Mehr Mitglieder
Lars Dieckmann von der IG BAU liefert im aktuellen Express einen
interessanten Bericht über eine erfolgreiche Kampagne seiner
Gewerkschaft bei der Charité-Tochter CFM. Dabei waren die
Ausgangsbedingungen für gewerkschaftliche Organisierung bei
der Dienstleistungstochter von Europas größtem Klinikum
nicht die besten: In dem unter SPD und Linke teilprivatisierten
Unternehmen arbeiten zum Beispiel Reinigungskräfte zu
völlig unterschiedlichen Tarifbedingungen: Einigen
Beschäftigten wurden nach Recherchen der IG BAU sogar die
vorgeschriebenen Schutzimpfungen vorenthalten (jW
berichtete).
Der Artikel beschreibt, wie die BAU-Gewerkschaft diese Probleme im
Rahmen einer »Organizing«-Kampagne sowohl im Betrieb
als auch in der Öffentlichkeit zum Thema machte, das
Unternehmen unter Druck setzte und dabei auch neue Mitglieder
organisieren konnte.
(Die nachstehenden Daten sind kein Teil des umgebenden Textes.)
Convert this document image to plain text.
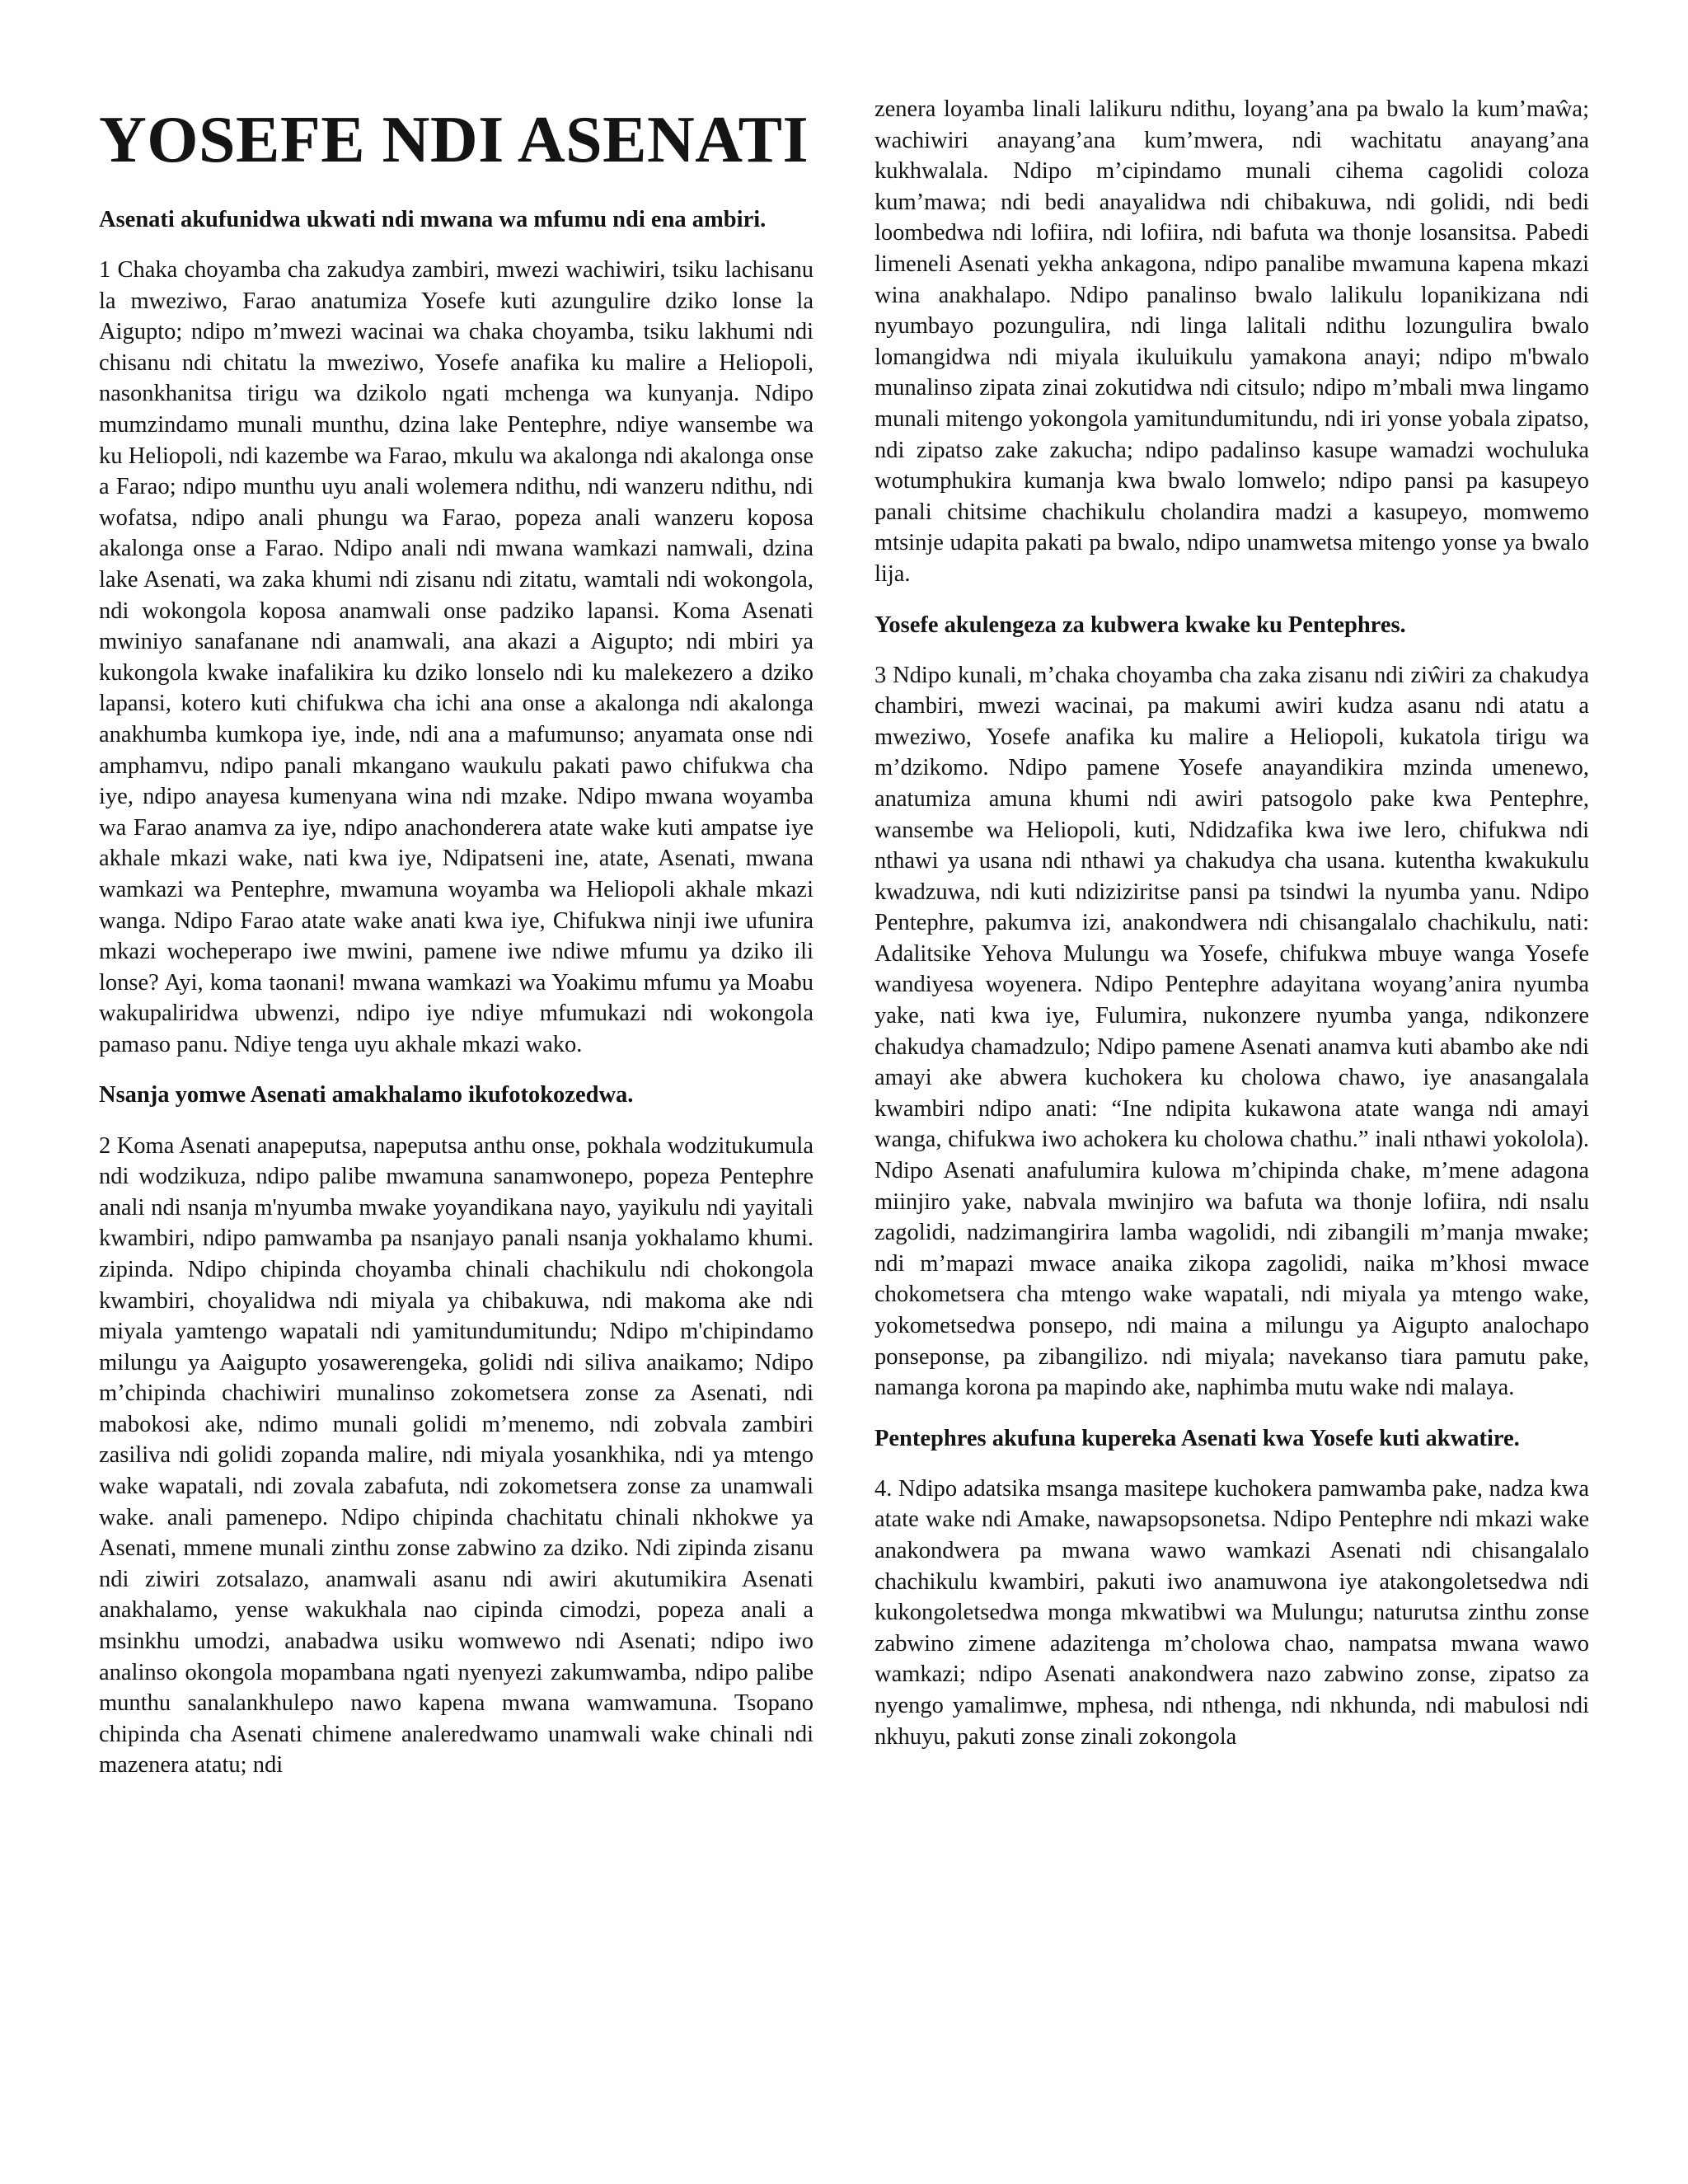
YOSEFE NDI ASENATI
Asenati akufunidwa ukwati ndi mwana wa mfumu ndi ena ambiri.

1 Chaka choyamba cha zakudya zambiri, mwezi wachiwiri, tsiku lachisanu la mweziwo, Farao anatumiza Yosefe kuti azungulire dziko lonse la Aigupto; ndipo m’mwezi wacinai wa chaka choyamba, tsiku lakhumi ndi chisanu ndi chitatu la mweziwo, Yosefe anafika ku malire a Heliopoli, nasonkhanitsa tirigu wa dzikolo ngati mchenga wa kunyanja. Ndipo mumzindamo munali munthu, dzina lake Pentephre, ndiye wansembe wa ku Heliopoli, ndi kazembe wa Farao, mkulu wa akalonga ndi akalonga onse a Farao; ndipo munthu uyu anali wolemera ndithu, ndi wanzeru ndithu, ndi wofatsa, ndipo anali phungu wa Farao, popeza anali wanzeru koposa akalonga onse a Farao. Ndipo anali ndi mwana wamkazi namwali, dzina lake Asenati, wa zaka khumi ndi zisanu ndi zitatu, wamtali ndi wokongola, ndi wokongola koposa anamwali onse padziko lapansi. Koma Asenati mwiniyo sanafanane ndi anamwali, ana akazi a Aigupto; ndi mbiri ya kukongola kwake inafalikira ku dziko lonselo ndi ku malekezero a dziko lapansi, kotero kuti chifukwa cha ichi ana onse a akalonga ndi akalonga anakhumba kumkopa iye, inde, ndi ana a mafumunso; anyamata onse ndi amphamvu, ndipo panali mkangano waukulu pakati pawo chifukwa cha iye, ndipo anayesa kumenyana wina ndi mzake. Ndipo mwana woyamba wa Farao anamva za iye, ndipo anachonderera atate wake kuti ampatse iye akhale mkazi wake, nati kwa iye, Ndipatseni ine, atate, Asenati, mwana wamkazi wa Pentephre, mwamuna woyamba wa Heliopoli akhale mkazi wanga. Ndipo Farao atate wake anati kwa iye, Chifukwa ninji iwe ufunira mkazi wocheperapo iwe mwini, pamene iwe ndiwe mfumu ya dziko ili lonse? Ayi, koma taonani! mwana wamkazi wa Yoakimu mfumu ya Moabu wakupaliridwa ubwenzi, ndipo iye ndiye mfumukazi ndi wokongola pamaso panu. Ndiye tenga uyu akhale mkazi wako.

Nsanja yomwe Asenati amakhalamo ikufotokozedwa.

2 Koma Asenati anapeputsa, napeputsa anthu onse, pokhala wodzitukumula ndi wodzikuza, ndipo palibe mwamuna sanamwonepo, popeza Pentephre anali ndi nsanja m'nyumba mwake yoyandikana nayo, yayikulu ndi yayitali kwambiri, ndipo pamwamba pa nsanjayo panali nsanja yokhalamo khumi. zipinda. Ndipo chipinda choyamba chinali chachikulu ndi chokongola kwambiri, choyalidwa ndi miyala ya chibakuwa, ndi makoma ake ndi miyala yamtengo wapatali ndi yamitundumitundu; Ndipo m'chipindamo milungu ya Aaigupto yosawerengeka, golidi ndi siliva anaikamo; Ndipo m’chipinda chachiwiri munalinso zokometsera zonse za Asenati, ndi mabokosi ake, ndimo munali golidi m’menemo, ndi zobvala zambiri zasiliva ndi golidi zopanda malire, ndi miyala yosankhika, ndi ya mtengo wake wapatali, ndi zovala zabafuta, ndi zokometsera zonse za unamwali wake. anali pamenepo. Ndipo chipinda chachitatu chinali nkhokwe ya Asenati, mmene munali zinthu zonse zabwino za dziko. Ndi zipinda zisanu ndi ziwiri zotsalazo, anamwali asanu ndi awiri akutumikira Asenati anakhalamo, yense wakukhala nao cipinda cimodzi, popeza anali a msinkhu umodzi, anabadwa usiku womwewo ndi Asenati; ndipo iwo analinso okongola mopambana ngati nyenyezi zakumwamba, ndipo palibe munthu sanalankhulepo nawo kapena mwana wamwamuna. Tsopano chipinda cha Asenati chimene analeredwamo unamwali wake chinali ndi mazenera atatu; ndi

zenera loyamba linali lalikuru ndithu, loyang’ana pa bwalo la kum’maŵa; wachiwiri anayang’ana kum’mwera, ndi wachitatu anayang’ana kukhwalala. Ndipo m’cipindamo munali cihema cagolidi coloza kum’mawa; ndi bedi anayalidwa ndi chibakuwa, ndi golidi, ndi bedi loombedwa ndi lofiira, ndi lofiira, ndi bafuta wa thonje losansitsa. Pabedi limeneli Asenati yekha ankagona, ndipo panalibe mwamuna kapena mkazi wina anakhalapo. Ndipo panalinso bwalo lalikulu lopanikizana ndi nyumbayo pozungulira, ndi linga lalitali ndithu lozungulira bwalo lomangidwa ndi miyala ikuluikulu yamakona anayi; ndipo m'bwalo munalinso zipata zinai zokutidwa ndi citsulo; ndipo m’mbali mwa lingamo munali mitengo yokongola yamitundumitundu, ndi iri yonse yobala zipatso, ndi zipatso zake zakucha; ndipo padalinso kasupe wamadzi wochuluka wotumphukira kumanja kwa bwalo lomwelo; ndipo pansi pa kasupeyo panali chitsime chachikulu cholandira madzi a kasupeyo, momwemo mtsinje udapita pakati pa bwalo, ndipo unamwetsa mitengo yonse ya bwalo lija.

Yosefe akulengeza za kubwera kwake ku Pentephres.

3 Ndipo kunali, m’chaka choyamba cha zaka zisanu ndi ziŵiri za chakudya chambiri, mwezi wacinai, pa makumi awiri kudza asanu ndi atatu a mweziwo, Yosefe anafika ku malire a Heliopoli, kukatola tirigu wa m’dzikomo. Ndipo pamene Yosefe anayandikira mzinda umenewo, anatumiza amuna khumi ndi awiri patsogolo pake kwa Pentephre, wansembe wa Heliopoli, kuti, Ndidzafika kwa iwe lero, chifukwa ndi nthawi ya usana ndi nthawi ya chakudya cha usana. kutentha kwakukulu kwadzuwa, ndi kuti ndiziziritse pansi pa tsindwi la nyumba yanu. Ndipo Pentephre, pakumva izi, anakondwera ndi chisangalalo chachikulu, nati: Adalitsike Yehova Mulungu wa Yosefe, chifukwa mbuye wanga Yosefe wandiyesa woyenera. Ndipo Pentephre adayitana woyang’anira nyumba yake, nati kwa iye, Fulumira, nukonzere nyumba yanga, ndikonzere chakudya chamadzulo; Ndipo pamene Asenati anamva kuti abambo ake ndi amayi ake abwera kuchokera ku cholowa chawo, iye anasangalala kwambiri ndipo anati: “Ine ndipita kukawona atate wanga ndi amayi wanga, chifukwa iwo achokera ku cholowa chathu.” inali nthawi yokolola). Ndipo Asenati anafulumira kulowa m’chipinda chake, m’mene adagona miinjiro yake, nabvala mwinjiro wa bafuta wa thonje lofiira, ndi nsalu zagolidi, nadzimangirira lamba wagolidi, ndi zibangili m’manja mwake; ndi m’mapazi mwace anaika zikopa zagolidi, naika m’khosi mwace chokometsera cha mtengo wake wapatali, ndi miyala ya mtengo wake, yokometsedwa ponsepo, ndi maina a milungu ya Aigupto analochapo ponseponse, pa zibangilizo. ndi miyala; navekanso tiara pamutu pake, namanga korona pa mapindo ake, naphimba mutu wake ndi malaya.

Pentephres akufuna kupereka Asenati kwa Yosefe kuti akwatire.

4. Ndipo adatsika msanga masitepe kuchokera pamwamba pake, nadza kwa atate wake ndi Amake, nawapsopsonetsa. Ndipo Pentephre ndi mkazi wake anakondwera pa mwana wawo wamkazi Asenati ndi chisangalalo chachikulu kwambiri, pakuti iwo anamuwona iye atakongoletsedwa ndi kukongoletsedwa monga mkwatibwi wa Mulungu; naturutsa zinthu zonse zabwino zimene adazitenga m’cholowa chao, nampatsa mwana wawo wamkazi; ndipo Asenati anakondwera nazo zabwino zonse, zipatso za nyengo yamalimwe, mphesa, ndi nthenga, ndi nkhunda, ndi mabulosi ndi nkhuyu, pakuti zonse zinali zokongola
Dieckmanns Fazit kann dabei durchaus
Allgemeingültigkeit beanspruchen: »In Zeiten, in denen
die vermeintliche Sozialpartnerschaft immer stärker
ausgehöhlt wird, müssen sich die Gewerkschaften
umorientieren. Doch ihre Stärke beziehen sie aus der
Mitgliedschaft: Eine Gewerkschaft ohne aktive Mitglieder mag sich
noch eine Weile als Mitglied in diversen staatlichen Gremien etwas
Mitspracherecht sichern, auf dem politischen Feld besitzt sie
jedoch keine Durchsetzungskraft zur Verbesserung der
Lebensbedingungen mehr.« (jW)
Express – Zeitung für sozialistische Betriebs- und
Gewerkschaftsarbeit, Nr. 2/2009, 16 Seiten 3,50 Euro
Weniger Naivität
Die aus Gewerkschaftssicht alarmierenden Entwicklungen in der
Europäischen Union bilden den Schwerpunkt der
März-Ausgabe der Mitbestimmung, des Magazins der
Hans-Böckler-Stiftung. Während ver.di-Chef Frank Bsirske
»Chancen einer epochalen Wende« in der EU durch die
Legitimationskrise des Neoliberalismus ausmacht, plädiert
Hans-Jürgen Urban von der IG Metall in seinem Beitrag
zunächst einmal dafür, daß sich die Gewerkschaften
von ihrer naiven Europafreundlichkeit lösen. Ihm zufolge ist
entscheidend, daß die Beschäftigtenorganisationen
»die gegenwärtige Entwicklungsrichtung Europas
ungeschminkt zur Kenntnis nehmen und mehr strategischen Mut
aufbringen, an den macht- und demokratiepolitischen Voraussetzungen
für ein soziales Europa zu arbeiten. Ansonsten dürfte
dieses eine politische Fata Morgana bleiben – und die
Gewerkschaften weiter an Macht verlieren.« (jW)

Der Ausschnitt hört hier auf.